Once one root is found, polynomial division can reduce the problem to a simpler polynomial.

Key Facts

  • For a polynomial with integer coefficients, any rational root p/q in lowest terms must have p as a factor of the constant term and q as a factor of the leading coefficient.
  • Possible rational roots are ± factors of the constant term divided by factors of the leading coefficient.
  • If f(r) = 0, then r is a root and x - r is a factor of f(x).
  • Synthetic division can test a possible root and find the reduced polynomial at the same time.
  • A degree n polynomial has at most n real roots and exactly n complex roots counting multiplicity.
  • Example: for f(x) = 2x^3 - 3x^2 - 8x + 12, possible rational roots are ±1, ±2, ±3, ±4, ±6, ±12, ±1/2, ±3/2.

Vocabulary

Rational root
A rational root is a zero of a polynomial that can be written as a fraction p/q, where p and q are integers and q is not zero.
Leading coefficient
The leading coefficient is the coefficient of the highest-degree term in a polynomial.
Constant term
The constant term is the term in a polynomial that has no variable factor.
Synthetic division
Synthetic division is a compact method for dividing a polynomial by a linear factor such as x - r.
Multiplicity
Multiplicity is the number of times a particular root appears as a solution of a polynomial equation.

Common Mistakes to Avoid

  • Listing only positive candidates is wrong because rational roots can be positive or negative.

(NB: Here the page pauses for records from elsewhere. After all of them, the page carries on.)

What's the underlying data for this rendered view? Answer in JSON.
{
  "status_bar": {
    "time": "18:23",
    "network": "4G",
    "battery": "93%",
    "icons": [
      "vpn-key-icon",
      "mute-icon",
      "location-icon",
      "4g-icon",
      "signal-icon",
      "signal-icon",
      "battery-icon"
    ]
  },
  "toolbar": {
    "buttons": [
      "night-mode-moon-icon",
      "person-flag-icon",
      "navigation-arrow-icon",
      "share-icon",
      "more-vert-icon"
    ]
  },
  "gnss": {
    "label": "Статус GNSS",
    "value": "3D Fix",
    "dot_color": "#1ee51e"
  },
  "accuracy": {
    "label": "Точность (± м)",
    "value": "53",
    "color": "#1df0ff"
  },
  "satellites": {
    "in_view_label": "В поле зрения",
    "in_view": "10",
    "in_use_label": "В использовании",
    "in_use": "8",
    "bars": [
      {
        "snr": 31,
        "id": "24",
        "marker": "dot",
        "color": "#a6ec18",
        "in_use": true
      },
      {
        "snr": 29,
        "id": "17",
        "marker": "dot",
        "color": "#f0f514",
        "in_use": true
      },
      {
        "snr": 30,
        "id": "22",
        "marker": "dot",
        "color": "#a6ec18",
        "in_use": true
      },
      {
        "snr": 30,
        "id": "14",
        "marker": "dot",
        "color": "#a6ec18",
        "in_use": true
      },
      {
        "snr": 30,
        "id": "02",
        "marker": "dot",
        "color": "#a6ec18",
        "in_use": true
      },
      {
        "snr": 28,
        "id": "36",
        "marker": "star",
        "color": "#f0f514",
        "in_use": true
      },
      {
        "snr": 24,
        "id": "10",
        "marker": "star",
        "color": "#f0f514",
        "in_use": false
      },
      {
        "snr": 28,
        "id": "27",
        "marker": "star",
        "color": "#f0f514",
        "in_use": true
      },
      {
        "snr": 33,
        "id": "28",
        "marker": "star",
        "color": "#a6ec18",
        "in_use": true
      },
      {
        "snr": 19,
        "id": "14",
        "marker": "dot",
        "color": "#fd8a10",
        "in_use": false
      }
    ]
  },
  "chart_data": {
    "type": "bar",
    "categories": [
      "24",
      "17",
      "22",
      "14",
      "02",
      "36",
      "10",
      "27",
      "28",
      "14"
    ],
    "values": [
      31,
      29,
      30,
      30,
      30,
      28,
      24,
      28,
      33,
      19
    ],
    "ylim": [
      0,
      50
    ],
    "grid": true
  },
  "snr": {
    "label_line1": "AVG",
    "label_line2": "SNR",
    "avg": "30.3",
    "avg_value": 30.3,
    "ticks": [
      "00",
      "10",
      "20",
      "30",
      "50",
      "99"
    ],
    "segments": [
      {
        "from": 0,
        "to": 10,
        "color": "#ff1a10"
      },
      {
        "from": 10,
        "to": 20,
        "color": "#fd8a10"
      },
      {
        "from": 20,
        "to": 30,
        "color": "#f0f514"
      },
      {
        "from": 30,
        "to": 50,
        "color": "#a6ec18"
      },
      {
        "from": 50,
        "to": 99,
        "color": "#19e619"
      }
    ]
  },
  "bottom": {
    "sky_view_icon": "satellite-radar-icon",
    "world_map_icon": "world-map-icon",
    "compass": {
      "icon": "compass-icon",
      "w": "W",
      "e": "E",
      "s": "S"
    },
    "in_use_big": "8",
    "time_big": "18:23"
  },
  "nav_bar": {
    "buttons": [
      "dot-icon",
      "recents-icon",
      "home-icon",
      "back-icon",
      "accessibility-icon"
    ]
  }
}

Always include both signs unless a problem gives extra information.
  • Using factors of the leading coefficient for p and factors of the constant term for q is wrong because the theorem says p divides the constant term and q divides the leading coefficient.
  • Forgetting to reduce p/q to lowest terms can create duplicate candidates and confusion. The theorem assumes p/q is written in lowest terms.
  • Stopping after finding one root is wrong when the problem asks for all roots. Use division to reduce the polynomial, then continue factoring or solving the remaining polynomial.

Practice Questions

  1. 1 List all possible rational roots of f(x) = 3x^3 + 2x^2 - 7x - 6.
  2. 2 Use the Rational Root Theorem and synthetic division to find all roots of f(x) = x^3 - 4x^2 - x + 4.
  3. 3 A polynomial has integer coefficients, leading coefficient 5, and constant term 12. Explain why 2/3 cannot be a rational root candidate, but 3/5 can be a candidate.